Since coming to Georgia, Richt has all but ditched the fast break offense he made famous at Florida State because, he says, the league’s officials don’t allow him to go fast enough to make it worthwhile. SEC officials are required to pause for 12-14 seconds between each play, and that’s not going to change despite Richt’s arguments, Gaston said.
“He doesn’t agree with it, but he knows what we’re doing,” Gaston said.
The mandatory pause is to allow the officiating crew to get in position, Gaston said. Richt argued that the officials should put the ball in play as soon as they are set, regardless of how much time has elapsed, but Gaston said that would provide the offense an unfair advantage.
“Mark Richt would eat their lunch,” he said. “He would go straight to the ball and snap it. He’d get in 100 plays. We have about half the coaches who think we go too fast and about half who think we go too slow so we must be in about the right spot.”
From the Associated Press, today:
KNOXVILLE, Tenn. — Starting spring practice several weeks earlier than usual, Tennessee rolled out a new wrinkle for its offense Thursday.
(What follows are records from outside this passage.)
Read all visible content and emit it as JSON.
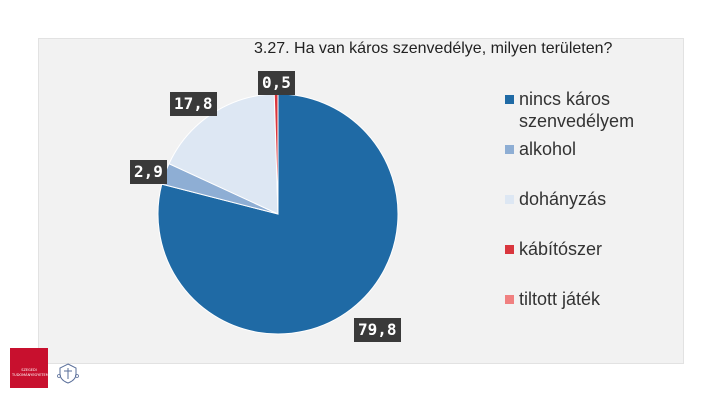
{
  "chart_data": {
    "type": "pie",
    "title": "3.27. Ha van káros szenvedélye, milyen területen?",
    "categories": [
      "nincs káros szenvedélyem",
      "alkohol",
      "dohányzás",
      "kábítószer",
      "tiltott játék"
    ],
    "values": [
      79.8,
      2.9,
      17.8,
      0.5,
      0
    ],
    "value_labels": [
      "79,8",
      "2,9",
      "17,8",
      "0,5",
      ""
    ],
    "colors": [
      "#1f6aa5",
      "#8eaed4",
      "#dde7f3",
      "#d9363e",
      "#f08080"
    ],
    "legend_position": "right"
  },
  "legend": {
    "items": [
      {
        "label": "nincs káros\nszenvedélyem",
        "color": "#1f6aa5"
      },
      {
        "label": "alkohol",
        "color": "#8eaed4"
      },
      {
        "label": "dohányzás",
        "color": "#dde7f3"
      },
      {
        "label": "kábítószer",
        "color": "#d9363e"
      },
      {
        "label": "tiltott játék",
        "color": "#f08080"
      }
    ]
  },
  "logo": {
    "text": "SZEGEDI TUDOMÁNYEGYETEM",
    "icon": "university-logo-icon",
    "crest_icon": "university-crest-icon"
  }
}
Coach Phillip Fulmer said the Vols will experiment with a no-huddle offense this spring, hoping to take advantage of the experience of quarterback Erik Ainge, who will be a senior in the fall…
“It’s an attempt to see where we are with it, and it would be basically how we would manage the offense,” Fulmer said. “We’re going to take our shots at seeing what we can do with it as an offense…”
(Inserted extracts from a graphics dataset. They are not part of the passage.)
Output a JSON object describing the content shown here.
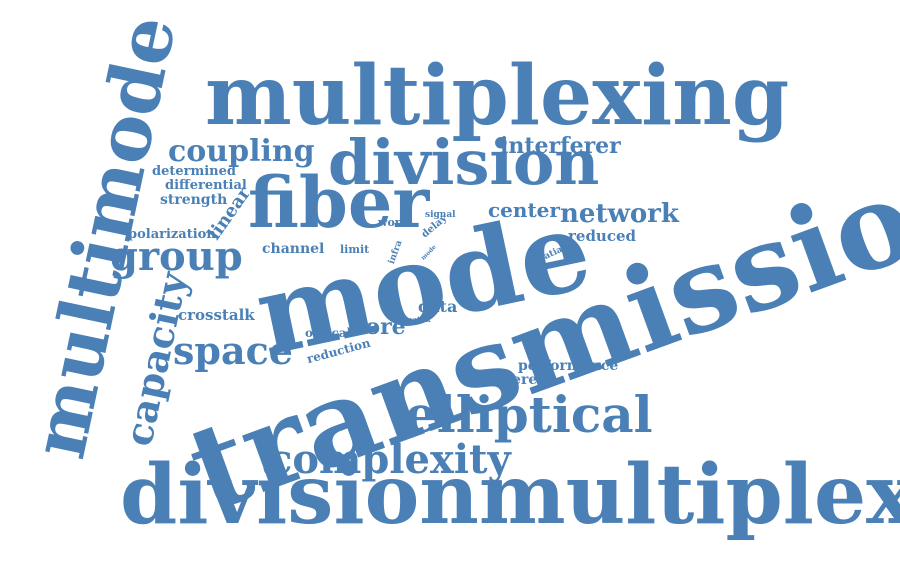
{
  "colors": {
    "word": "#4a80b6",
    "background": "#ffffff"
  },
  "words": [
    "multiplexing",
    "multimode",
    "division",
    "fiber",
    "mode",
    "transmission",
    "divisionmultiplexing",
    "elliptical",
    "complexity",
    "capacity",
    "group",
    "space",
    "coupling",
    "interferer",
    "network",
    "center",
    "reduced",
    "determined",
    "differential",
    "strength",
    "linear",
    "polarization",
    "channel",
    "limit",
    "worst",
    "signal",
    "delay",
    "infra",
    "mode",
    "ratio",
    "spatial",
    "crosstalk",
    "core",
    "data",
    "matrix",
    "optical",
    "reduction",
    "performance",
    "coherent"
  ]
}
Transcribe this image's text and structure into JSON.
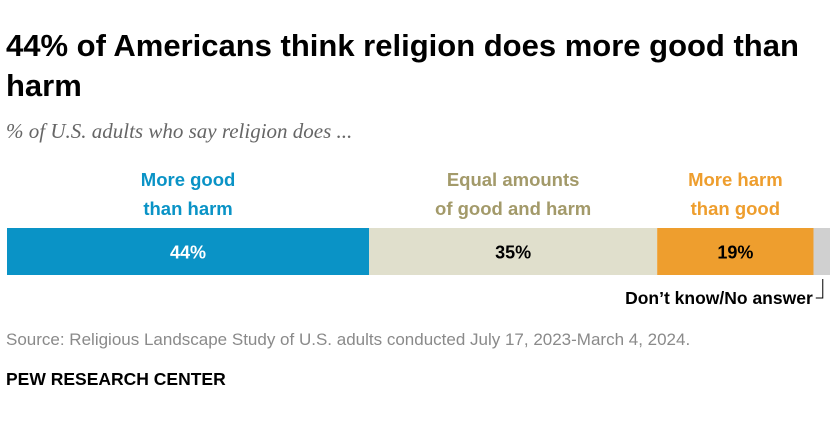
{
  "title": "44% of Americans think religion does more good than harm",
  "subtitle": "% of U.S. adults who say religion does ...",
  "source": "Source: Religious Landscape Study of U.S. adults conducted July 17, 2023-March 4, 2024.",
  "brand": "PEW RESEARCH CENTER",
  "colors": {
    "more_good": "#0a93c6",
    "equal": "#e0dfcc",
    "more_harm": "#ee9e2e",
    "dont_know": "#d0d0d0",
    "equal_label": "#a39a6a"
  },
  "chart_data": {
    "type": "bar",
    "orientation": "horizontal-stacked",
    "series": [
      {
        "name": "More good than harm",
        "label_lines": [
          "More good",
          "than harm"
        ],
        "value": 44,
        "display": "44%",
        "color": "#0a93c6",
        "label_color": "#0a93c6",
        "value_color": "#ffffff"
      },
      {
        "name": "Equal amounts of good and harm",
        "label_lines": [
          "Equal amounts",
          "of good and harm"
        ],
        "value": 35,
        "display": "35%",
        "color": "#e0dfcc",
        "label_color": "#a39a6a",
        "value_color": "#000000"
      },
      {
        "name": "More harm than good",
        "label_lines": [
          "More harm",
          "than good"
        ],
        "value": 19,
        "display": "19%",
        "color": "#ee9e2e",
        "label_color": "#ee9e2e",
        "value_color": "#000000"
      },
      {
        "name": "Don’t know/No answer",
        "label_lines": [],
        "value": 2,
        "display": "",
        "color": "#d0d0d0",
        "label_color": "#000000",
        "value_color": "#000000"
      }
    ],
    "dont_know_label": "Don’t know/No answer",
    "xlim": [
      0,
      100
    ]
  }
}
From the Atlanta Journal-Constitution, February 15, 2007:
The rules committee also announced that starting in 2008, college football will go to a 40-second play clock like that now used in the NFL. The 40-second clock will start at the end of every play. College football currently uses a 25-second clock that doesn’t start until the ball is put in position and declared ready for play. [Emphasis added.]
Is Richt about to get the chance to run the no-huddle the way he’s wanted to? (No cracks about first having to have receivers that can catch, please.)